You’ll find many great guides and videos on this, especially if you have a particular genre you’re making for. So our guide is focused on how to win over the algorithm, no matter the type of content you make. These are the tricks professional content creators use and can be applied across any genre of video.
All content follows the same basic rules, and has to achieve these 3 things;
The Hook is all about one thing - making someone stick around more than 3 seconds to see what this video is about. Creators use a few different tricks to get the message of the video across straight away.
Titles - Sketches might say “POV: That friend who can’t hold their drink”, “Can’t believe how this ends” or “What a HERO”. 5 years ago these words would live in the caption of the post. But in a video-led world, no-one reads captions in the first 3 seconds. By setting up what the video is about straight away, the viewer spends 3 seconds reading the caption and now they want to know more. Hooked.
Already started - Everyone over 35 thinks it’s weird, but videos generally start VERY FAST on TikTok. Sometimes it seems like you may have missed the first second of the video. It’s not your poor 4G connection, it’s on purpose. By taking away that nano-second where your thumb flicks the video away, you’re already watching now. Hooked.
Show the end - Used to great effect in cooking videos and horror accident videos alike. You might have heard this during presentation training - “tell people what you’re going to tell them, then tell them, then tell them what you just told them”. When you see a recipe on TikTok, it doesn’t start with dry pasta, tomatoes and grated cheese - you see a bubbly pasta bake coming out of a hot steaming oven. Then you see ingredients. But now you want to know how to make that bubbly feast. Hooked.
As you might imagine, the Story is main part of your video. The aim of this part is to deliver your main points, and ultimately you’re trying to keep the viewer engaged. While any engaging story will retain viewers, Creators employ a few different techniques to try and maximise retention through the middle of the video.
Be fast - talking fast and editing fast. Some creators will speak incredibly fast over their videos, and it seems that they aren’t taking a breath. In fact they’re editing their lines closer together, and you may notice that they talk over themselves so there’s no dead air.
Keep it interesting - while this seems obvious, take a hyper-critical view of your own edit.
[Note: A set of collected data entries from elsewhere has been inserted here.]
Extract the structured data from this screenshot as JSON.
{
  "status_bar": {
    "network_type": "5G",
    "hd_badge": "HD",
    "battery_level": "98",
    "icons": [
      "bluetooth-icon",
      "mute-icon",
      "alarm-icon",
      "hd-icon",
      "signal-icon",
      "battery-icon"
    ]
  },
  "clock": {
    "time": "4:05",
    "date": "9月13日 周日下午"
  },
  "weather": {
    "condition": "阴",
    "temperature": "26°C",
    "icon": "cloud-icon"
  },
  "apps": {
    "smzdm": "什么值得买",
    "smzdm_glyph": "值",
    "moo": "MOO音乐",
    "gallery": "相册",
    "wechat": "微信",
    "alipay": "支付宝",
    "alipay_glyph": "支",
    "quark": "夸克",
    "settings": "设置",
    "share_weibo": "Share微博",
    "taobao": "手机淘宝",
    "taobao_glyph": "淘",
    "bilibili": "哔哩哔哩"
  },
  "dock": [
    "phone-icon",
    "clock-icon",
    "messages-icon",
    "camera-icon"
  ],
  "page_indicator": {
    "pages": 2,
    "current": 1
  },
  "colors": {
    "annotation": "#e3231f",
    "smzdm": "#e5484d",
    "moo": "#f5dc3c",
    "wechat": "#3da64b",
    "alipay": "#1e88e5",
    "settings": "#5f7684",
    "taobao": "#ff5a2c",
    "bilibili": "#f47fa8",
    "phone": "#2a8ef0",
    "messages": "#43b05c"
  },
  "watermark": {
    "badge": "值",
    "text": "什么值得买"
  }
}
Are there any points in your video where nothing happens? Or a few seconds of necessary stuff? Imagine the viewers thumb hovering over their phone while they watch your video. At what point will their thumb twitch, tempted to scroll past? Cut that bit out.
Signpost - tell people where they are in your story. Videos seem shorter if the viewer knows where it’s going, and where they are right now. Countdowns are good one - “5 reasons why you’re not being productive”. You know it’s five points, and after number 2, I kinda want to know the others.
There are 3 ways to end a video. The aim here is full completion. Not 0.5 seconds before the video ends. Not even a higgs-boson nano second. The real trick to ending a video is making the viewer believe it doesn’t exist (90s film reference there). You’ve got the viewer all the way to the end of the video, don’t ruin it now.
Really abruptly - your branded 5-second sting, it has to go I’m afraid. The problem is, when a viewer sniffs the end of the video, they flick up. That’s a 98% view rate. You need 100% to be really successful. Many creators simply end the video very abruptly, maybe 1 second earlier than perhaps seemed necessary. It looks like a mistake, but trust me, it’s on purpose. Video view completed.
End = Start - this is the dark arts of video creation. You’re watching a video, then you realise you’re watching it again. How did it happen? The start and the end frames were seemlessly blended together to loop, and there you have it - 120% view rate.
Make it loop - Looping videos aren’t just about merging the end with the start. True looping videos are different. They’re shorter (often < 15 seconds), and will even merge the audio track (i.e. the music), making the enjoyment of the video watching it over and over. 500% view rate. Mission complete.